L’éthique en intelligence artificielle ne doit pas être un simple mot à la mode. Elle touche directement à la protection de l’information, à la qualité du débat public, au respect du travail humain et à la confiance des lecteurs. Dans ce contexte, le rôle des médias demeure fondamental. Informer avec rigueur, expliquer avec nuance et offrir des contenus vérifiés n’a jamais été aussi crucial.
C’est d’ailleurs dans cet esprit que s’inscrit la publication récente du rapport du Comité multipartite sur le journalisme local au Manitoba, présidé par Robert Loiselle, député de Saint-Boniface. Mis sur pied en mai 2025 par le gouvernement du Manitoba, ce comité avait pour mandat d’examiner l’état et l’avenir du journalisme local dans la province — incluant les médias ruraux, nordiques et culturels — et d’explorer les moyens par lesquels le gouvernement peut contribuer à leur pérennité.
Tout au long de 2025, ces membres ont mené un vaste travail de consultation à travers la province, donnant la parole aux médias, aux organisations et aux citoyens. L’équipe et le conseil d’administration de La Liberté se réjouissent d’avoir été entendus dans ce cadre et saluent la rigueur, l’écoute et le sérieux qui ont marqué les travaux du comité. Les constats et recommandations formulés font écho à des enjeux que nous soulevons depuis longtemps, notamment en matière de reconnaissance du travail journalistique, de financement durable des médias locaux et de confiance du public.
Si les mesures proposées sont mises en œuvre, elles pourraient constituer des leviers structurants et porteurs pour l’avenir du journalisme local et permettre au Manitoba de se positionner parmi les juridictions canadiennes de référence en matière de soutien aux médias locaux et communautaires.

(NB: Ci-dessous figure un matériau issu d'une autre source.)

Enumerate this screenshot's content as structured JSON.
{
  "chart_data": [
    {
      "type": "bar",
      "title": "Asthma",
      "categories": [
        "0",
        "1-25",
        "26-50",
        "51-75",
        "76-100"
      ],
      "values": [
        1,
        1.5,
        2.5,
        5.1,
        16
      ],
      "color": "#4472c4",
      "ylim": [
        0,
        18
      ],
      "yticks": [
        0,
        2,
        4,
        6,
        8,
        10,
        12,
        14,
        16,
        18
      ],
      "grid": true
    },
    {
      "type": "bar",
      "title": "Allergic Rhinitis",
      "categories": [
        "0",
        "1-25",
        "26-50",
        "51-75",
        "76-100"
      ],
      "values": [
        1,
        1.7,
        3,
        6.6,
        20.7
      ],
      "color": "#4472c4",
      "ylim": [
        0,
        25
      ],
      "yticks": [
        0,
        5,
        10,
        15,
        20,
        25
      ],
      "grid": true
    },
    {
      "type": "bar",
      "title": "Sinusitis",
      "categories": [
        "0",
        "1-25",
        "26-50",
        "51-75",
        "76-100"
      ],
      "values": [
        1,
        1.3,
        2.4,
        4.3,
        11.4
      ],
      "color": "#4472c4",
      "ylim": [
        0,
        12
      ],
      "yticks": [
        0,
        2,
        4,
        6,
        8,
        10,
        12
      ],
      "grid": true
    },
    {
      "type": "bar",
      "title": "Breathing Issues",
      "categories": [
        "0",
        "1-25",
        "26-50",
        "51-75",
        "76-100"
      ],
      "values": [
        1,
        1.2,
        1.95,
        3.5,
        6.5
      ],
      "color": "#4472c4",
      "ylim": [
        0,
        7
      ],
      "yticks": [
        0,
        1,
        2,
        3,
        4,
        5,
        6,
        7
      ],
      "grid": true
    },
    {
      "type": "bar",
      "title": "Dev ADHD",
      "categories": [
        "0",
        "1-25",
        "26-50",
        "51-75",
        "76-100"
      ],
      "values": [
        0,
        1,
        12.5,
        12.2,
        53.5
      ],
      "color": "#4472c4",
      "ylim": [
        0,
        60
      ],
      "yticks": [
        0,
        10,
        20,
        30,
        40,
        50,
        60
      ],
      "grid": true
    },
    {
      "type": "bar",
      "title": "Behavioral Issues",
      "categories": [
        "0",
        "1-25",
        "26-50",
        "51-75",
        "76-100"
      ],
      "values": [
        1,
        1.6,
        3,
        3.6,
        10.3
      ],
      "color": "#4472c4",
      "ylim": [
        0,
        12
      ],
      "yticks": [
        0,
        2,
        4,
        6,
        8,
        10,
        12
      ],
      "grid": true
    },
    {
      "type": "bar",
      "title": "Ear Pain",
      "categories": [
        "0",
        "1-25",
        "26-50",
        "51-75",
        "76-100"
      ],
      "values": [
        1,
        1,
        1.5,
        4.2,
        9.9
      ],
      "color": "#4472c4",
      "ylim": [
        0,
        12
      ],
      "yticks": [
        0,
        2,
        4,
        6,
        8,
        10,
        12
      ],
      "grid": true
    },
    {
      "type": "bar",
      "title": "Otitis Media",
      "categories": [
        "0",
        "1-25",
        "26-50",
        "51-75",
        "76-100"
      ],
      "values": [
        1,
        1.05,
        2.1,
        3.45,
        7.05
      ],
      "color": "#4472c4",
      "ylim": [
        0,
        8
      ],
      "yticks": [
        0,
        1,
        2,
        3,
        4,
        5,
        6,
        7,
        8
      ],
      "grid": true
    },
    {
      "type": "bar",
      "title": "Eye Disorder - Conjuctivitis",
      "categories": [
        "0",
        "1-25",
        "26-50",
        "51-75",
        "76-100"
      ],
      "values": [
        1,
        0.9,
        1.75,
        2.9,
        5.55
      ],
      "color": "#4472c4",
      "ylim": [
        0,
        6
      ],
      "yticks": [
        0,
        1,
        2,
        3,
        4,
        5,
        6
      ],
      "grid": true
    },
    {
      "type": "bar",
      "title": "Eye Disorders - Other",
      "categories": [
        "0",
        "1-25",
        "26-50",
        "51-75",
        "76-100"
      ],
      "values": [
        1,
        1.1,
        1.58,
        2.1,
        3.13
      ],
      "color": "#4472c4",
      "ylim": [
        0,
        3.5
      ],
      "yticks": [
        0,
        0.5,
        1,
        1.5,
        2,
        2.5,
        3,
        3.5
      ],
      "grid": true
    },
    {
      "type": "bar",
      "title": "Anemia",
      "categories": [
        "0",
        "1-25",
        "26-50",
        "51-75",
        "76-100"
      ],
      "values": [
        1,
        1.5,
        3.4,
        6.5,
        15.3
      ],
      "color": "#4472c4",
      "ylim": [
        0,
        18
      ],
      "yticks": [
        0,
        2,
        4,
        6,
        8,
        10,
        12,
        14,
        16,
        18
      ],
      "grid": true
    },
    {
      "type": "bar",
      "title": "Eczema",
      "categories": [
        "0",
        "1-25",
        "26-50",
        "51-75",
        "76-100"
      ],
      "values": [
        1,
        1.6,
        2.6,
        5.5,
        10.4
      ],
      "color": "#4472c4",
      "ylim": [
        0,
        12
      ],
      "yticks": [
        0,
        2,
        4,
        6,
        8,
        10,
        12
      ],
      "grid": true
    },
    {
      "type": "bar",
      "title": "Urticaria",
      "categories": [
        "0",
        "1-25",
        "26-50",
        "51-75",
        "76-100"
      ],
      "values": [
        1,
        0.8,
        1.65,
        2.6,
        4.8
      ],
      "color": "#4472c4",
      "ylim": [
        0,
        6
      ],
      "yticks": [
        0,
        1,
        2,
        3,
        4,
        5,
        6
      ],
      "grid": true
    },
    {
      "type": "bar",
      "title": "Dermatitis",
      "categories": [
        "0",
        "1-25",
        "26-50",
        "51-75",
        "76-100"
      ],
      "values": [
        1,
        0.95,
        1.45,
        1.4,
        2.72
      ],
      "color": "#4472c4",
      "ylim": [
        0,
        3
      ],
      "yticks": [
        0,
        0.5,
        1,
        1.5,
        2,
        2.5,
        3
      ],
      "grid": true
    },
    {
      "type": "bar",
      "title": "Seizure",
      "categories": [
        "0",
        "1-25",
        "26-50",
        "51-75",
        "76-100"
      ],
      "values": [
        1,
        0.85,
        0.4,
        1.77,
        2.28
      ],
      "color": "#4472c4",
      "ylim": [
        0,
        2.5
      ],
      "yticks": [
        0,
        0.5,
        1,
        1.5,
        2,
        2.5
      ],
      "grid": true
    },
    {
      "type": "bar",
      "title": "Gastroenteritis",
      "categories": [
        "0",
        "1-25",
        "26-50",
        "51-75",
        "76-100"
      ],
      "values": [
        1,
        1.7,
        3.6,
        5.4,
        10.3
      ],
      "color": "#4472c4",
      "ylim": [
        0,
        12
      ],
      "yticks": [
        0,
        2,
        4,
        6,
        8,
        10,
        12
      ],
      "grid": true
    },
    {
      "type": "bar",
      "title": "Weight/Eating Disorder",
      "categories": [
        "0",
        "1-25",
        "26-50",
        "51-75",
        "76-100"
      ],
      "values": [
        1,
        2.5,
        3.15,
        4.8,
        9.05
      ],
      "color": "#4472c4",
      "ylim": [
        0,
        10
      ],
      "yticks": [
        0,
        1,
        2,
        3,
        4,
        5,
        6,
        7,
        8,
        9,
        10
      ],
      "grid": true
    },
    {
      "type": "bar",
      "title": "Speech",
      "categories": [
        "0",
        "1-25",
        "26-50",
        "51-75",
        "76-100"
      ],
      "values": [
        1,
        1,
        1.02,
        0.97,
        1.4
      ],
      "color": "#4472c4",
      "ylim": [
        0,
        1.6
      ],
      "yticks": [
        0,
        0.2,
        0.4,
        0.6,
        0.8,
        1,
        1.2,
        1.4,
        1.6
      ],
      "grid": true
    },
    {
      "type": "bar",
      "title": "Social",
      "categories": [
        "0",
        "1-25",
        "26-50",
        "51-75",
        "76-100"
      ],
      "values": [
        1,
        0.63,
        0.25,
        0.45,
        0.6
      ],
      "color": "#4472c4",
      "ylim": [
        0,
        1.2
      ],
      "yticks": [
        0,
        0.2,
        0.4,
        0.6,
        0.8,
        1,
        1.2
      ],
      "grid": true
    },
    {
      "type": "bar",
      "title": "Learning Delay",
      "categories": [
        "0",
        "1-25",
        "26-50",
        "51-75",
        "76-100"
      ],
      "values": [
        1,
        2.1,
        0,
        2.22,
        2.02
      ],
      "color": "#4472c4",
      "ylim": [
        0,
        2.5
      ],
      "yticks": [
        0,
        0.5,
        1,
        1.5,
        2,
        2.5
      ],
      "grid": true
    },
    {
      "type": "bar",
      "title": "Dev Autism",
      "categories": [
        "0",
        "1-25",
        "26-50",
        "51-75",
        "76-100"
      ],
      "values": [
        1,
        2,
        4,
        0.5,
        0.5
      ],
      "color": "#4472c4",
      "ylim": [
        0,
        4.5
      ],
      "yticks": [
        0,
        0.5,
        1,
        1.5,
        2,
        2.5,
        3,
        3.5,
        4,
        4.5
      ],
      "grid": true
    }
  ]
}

Alors que nous entamons cette nouvelle année, permettez-moi de vous souhaiter une excellente année 2026. Une année que je nous souhaite curieuse, réfléchie et humaine. Dans un monde saturé d’écrans et de notifications, prenons aussi le temps de nous en éloigner. Trouver des moments de pause, de lecture et de réflexion est essentiel, notamment pour le bon développement des plus jeunes, mais aussi pour notre propre équilibre. Lire son journal, c’est ralentir, comprendre et se reconnecter à l’essentiel.
Ce numéro de janvier est aussi l’occasion de dire merci. Merci à toutes celles et ceux qui ont contribué par leurs dons à La Liberté. Grâce à votre générosité, nous avons atteint le cap des 100 000 $ de dons à la fin de l’année 2025. Vos dons nous permettent de financer deux postes de journalistes. Deux voix pour interroger, raconter, analyser et veiller à garder notre communauté vivante, vibrante et informée.
En 2026, plus que jamais, continuons à avancer ensemble.